The government shutdown clouds the outlook for spending, retailers and the economy at large because executives and policymakers weigh not the direct impact of 800,000 federal workers going without pay, but also how much it can hurt consumer and business confidence.
Chicago Federal Reserve President Charles Evans said last week that while the immediate effects of the shutdown on the U.S. $20.7-trillion economy would be small, the indirect, psychological impact could be substantial.
“Consumers get risk averse and start hunkering down, businesses start planning to do less, and you start magnifying these effects,” Evans said.

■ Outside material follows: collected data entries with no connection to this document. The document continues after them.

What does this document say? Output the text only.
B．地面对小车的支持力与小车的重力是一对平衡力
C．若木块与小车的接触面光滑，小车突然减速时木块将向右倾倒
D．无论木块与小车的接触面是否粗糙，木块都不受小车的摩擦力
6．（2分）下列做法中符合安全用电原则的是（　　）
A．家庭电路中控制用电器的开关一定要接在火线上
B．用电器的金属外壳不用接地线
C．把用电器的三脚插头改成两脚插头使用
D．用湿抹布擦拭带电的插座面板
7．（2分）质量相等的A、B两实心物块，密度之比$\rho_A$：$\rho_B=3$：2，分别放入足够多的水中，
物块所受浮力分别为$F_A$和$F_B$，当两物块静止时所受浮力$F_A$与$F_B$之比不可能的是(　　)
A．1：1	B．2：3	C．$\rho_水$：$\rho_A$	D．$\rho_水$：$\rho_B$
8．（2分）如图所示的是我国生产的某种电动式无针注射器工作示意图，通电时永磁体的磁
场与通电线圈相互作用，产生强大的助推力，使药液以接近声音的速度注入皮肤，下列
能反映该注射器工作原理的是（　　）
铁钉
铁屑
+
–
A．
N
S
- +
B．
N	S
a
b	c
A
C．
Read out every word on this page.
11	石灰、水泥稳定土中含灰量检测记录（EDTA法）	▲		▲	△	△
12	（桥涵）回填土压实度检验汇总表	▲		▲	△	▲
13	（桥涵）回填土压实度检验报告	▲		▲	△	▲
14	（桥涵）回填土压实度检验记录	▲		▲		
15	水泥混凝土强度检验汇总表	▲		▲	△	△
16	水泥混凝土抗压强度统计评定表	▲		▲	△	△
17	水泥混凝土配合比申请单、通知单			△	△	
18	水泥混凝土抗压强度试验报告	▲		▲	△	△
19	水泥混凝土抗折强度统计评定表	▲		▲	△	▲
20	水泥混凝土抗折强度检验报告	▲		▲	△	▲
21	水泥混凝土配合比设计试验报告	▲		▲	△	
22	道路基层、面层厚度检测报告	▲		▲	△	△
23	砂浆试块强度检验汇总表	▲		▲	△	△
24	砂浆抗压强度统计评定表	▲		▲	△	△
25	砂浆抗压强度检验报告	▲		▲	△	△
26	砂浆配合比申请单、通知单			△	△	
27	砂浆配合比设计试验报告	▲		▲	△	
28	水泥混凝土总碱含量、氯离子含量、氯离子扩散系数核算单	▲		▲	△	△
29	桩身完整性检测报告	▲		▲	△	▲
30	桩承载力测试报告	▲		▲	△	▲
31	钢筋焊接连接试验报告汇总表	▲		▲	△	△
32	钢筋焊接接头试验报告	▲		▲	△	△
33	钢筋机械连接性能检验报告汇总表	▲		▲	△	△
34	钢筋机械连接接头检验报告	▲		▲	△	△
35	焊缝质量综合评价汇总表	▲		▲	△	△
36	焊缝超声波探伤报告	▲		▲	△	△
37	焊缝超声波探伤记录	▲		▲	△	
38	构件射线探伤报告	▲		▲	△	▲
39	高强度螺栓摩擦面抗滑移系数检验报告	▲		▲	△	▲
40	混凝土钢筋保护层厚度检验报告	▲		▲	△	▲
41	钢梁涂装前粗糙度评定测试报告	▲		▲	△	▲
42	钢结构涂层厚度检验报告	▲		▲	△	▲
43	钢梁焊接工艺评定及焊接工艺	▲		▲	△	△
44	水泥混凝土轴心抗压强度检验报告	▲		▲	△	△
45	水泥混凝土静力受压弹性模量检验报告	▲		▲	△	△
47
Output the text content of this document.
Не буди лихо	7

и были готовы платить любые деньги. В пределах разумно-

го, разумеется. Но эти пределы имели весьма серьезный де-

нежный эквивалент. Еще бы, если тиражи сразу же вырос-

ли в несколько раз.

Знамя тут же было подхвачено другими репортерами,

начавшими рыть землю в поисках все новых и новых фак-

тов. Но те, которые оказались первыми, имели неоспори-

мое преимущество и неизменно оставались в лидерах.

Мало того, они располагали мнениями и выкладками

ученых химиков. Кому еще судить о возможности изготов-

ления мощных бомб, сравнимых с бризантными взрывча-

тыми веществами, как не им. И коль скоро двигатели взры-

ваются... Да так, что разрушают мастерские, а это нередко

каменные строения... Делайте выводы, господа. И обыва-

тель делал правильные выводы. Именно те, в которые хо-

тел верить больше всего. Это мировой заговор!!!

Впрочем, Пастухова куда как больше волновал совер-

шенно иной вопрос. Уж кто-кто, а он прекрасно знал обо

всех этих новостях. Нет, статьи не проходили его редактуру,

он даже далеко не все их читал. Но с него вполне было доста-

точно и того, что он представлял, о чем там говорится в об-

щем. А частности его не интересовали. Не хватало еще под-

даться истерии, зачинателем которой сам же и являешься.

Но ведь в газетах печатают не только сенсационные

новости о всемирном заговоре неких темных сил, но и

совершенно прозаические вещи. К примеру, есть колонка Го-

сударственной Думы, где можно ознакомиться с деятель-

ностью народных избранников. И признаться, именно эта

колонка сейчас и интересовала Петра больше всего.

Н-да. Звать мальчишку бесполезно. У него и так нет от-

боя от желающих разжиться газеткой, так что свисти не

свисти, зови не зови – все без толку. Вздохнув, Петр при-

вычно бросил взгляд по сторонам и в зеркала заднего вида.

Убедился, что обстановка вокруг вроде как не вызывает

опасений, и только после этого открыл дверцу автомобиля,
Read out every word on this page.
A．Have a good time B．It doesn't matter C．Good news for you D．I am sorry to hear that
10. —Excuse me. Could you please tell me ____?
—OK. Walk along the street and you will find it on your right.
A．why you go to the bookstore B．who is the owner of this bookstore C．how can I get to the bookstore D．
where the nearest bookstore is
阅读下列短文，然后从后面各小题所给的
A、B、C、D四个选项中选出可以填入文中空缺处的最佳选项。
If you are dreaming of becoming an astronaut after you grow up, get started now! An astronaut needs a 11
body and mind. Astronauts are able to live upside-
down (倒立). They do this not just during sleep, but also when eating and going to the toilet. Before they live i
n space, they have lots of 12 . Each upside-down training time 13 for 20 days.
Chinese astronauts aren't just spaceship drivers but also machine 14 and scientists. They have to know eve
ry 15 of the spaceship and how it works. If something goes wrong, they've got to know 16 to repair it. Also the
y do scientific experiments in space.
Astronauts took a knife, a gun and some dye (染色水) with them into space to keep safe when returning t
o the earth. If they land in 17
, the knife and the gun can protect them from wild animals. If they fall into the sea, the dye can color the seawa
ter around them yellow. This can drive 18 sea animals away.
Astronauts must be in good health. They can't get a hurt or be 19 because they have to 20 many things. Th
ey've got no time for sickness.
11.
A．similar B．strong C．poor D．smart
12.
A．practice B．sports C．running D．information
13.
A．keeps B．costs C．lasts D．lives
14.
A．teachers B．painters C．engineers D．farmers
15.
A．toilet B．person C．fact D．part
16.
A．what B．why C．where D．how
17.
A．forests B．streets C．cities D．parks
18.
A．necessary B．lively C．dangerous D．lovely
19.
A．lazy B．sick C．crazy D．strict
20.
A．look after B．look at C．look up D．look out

Former Federal Reserve chair Janet Yellen noted a general cooling of business sentiment at a retail trade show in New York last week. “We are hearing anecdotal reports about businesses beginning to put investment plans on hold because of [economic] uncertainty,” she said. Those investments could include things like upgrades to a retailer’s supply chain, Yellen said.
Constance Hunter, chief economist at KPMG told Reuters if the shutdown goes on until the end of the month “we will shave a couple of percentage points from first quarter (gross domestic product).”
Such concerns have spread among Fed officials who now advocate patience before considering any further rate hikes.
FAST FOOD, GROCERS AT RISK
Consumer spending accounts for about two-thirds of U.S. economic activity, and the 4 percent jump in household spending on goods last year was a major reason the economy probably grew by a healthy 3 percent in 2018. More recently, robust consumption offset weaker-than-expected business investment and the drag from trade, and was expected to mitigate the waning impact of the Trump administration’s earlier spending splurge.
Economists had already anticipated that higher interest rates and trade tensions would slow growth in household spending on goods and services after it hit $13 trillion last year.
The question is how much and the shutdown made the answer more difficult.
Steven Blitz, chief U.S. economist at TS Lombard said the economy appeared to be slowing down, noting reports from Macy’s, Nordstrom and other retailers talking of a weak December, and he expected the shutdown to hurt first quarter growth.
“Some of it will come back in the second quarter, but there will be some industries that will see lasting damage such as restaurant operators,” he told Reuters.
These would include chains like McDonald’s Corp, Chipotle Mexican Grill and Starbucks Corp, which analysts said will be unable to make up for lost sales to government workers during a shutdown.
The companies did not immediately respond to a request for comment.
Brian Cantor, managing director of Alvarez & Marsal’s retail performance improvement group, said grocery chains, including Walmart Inc and Kroger, could feel the pinch of weaker discretionary spending. While food staples sales will hold up, typical add-on purchases like batteries, chips, magazines or chocolates will suffer, hurting profit margins.
Kroger CEO Rodney McMullen expressed this concern last week at a retail trade show. “From a customer standpoint ... they feel incredibly good about the economy, but very nervous about where are things headed,” he said.
Walmart declined comment.
Small, independent retailers, which often serve low-income communities, may also suffer.
While the administration has assured funding through February for government transfer payments for the Supplemental Nutrition Assistance Program (SNAP), which provides food assistance to 19 million low income households, the shutdown has impaired granting new licenses and renewals.
Peter Larkin, President and Chief Executive of the National Grocers Association, sent a letter to Congress on Jan. 10, saying the shutdown prevents many independent retailers from acquiring SNAP licenses for their newly opened stores, and that more than 2,500 retailers have experienced a lapse or inability to reauthorize their license.
“The inability to acquire new SNAP licenses for newly-opened or purchased stores could have significant negative impacts to local economies,” Larkin said.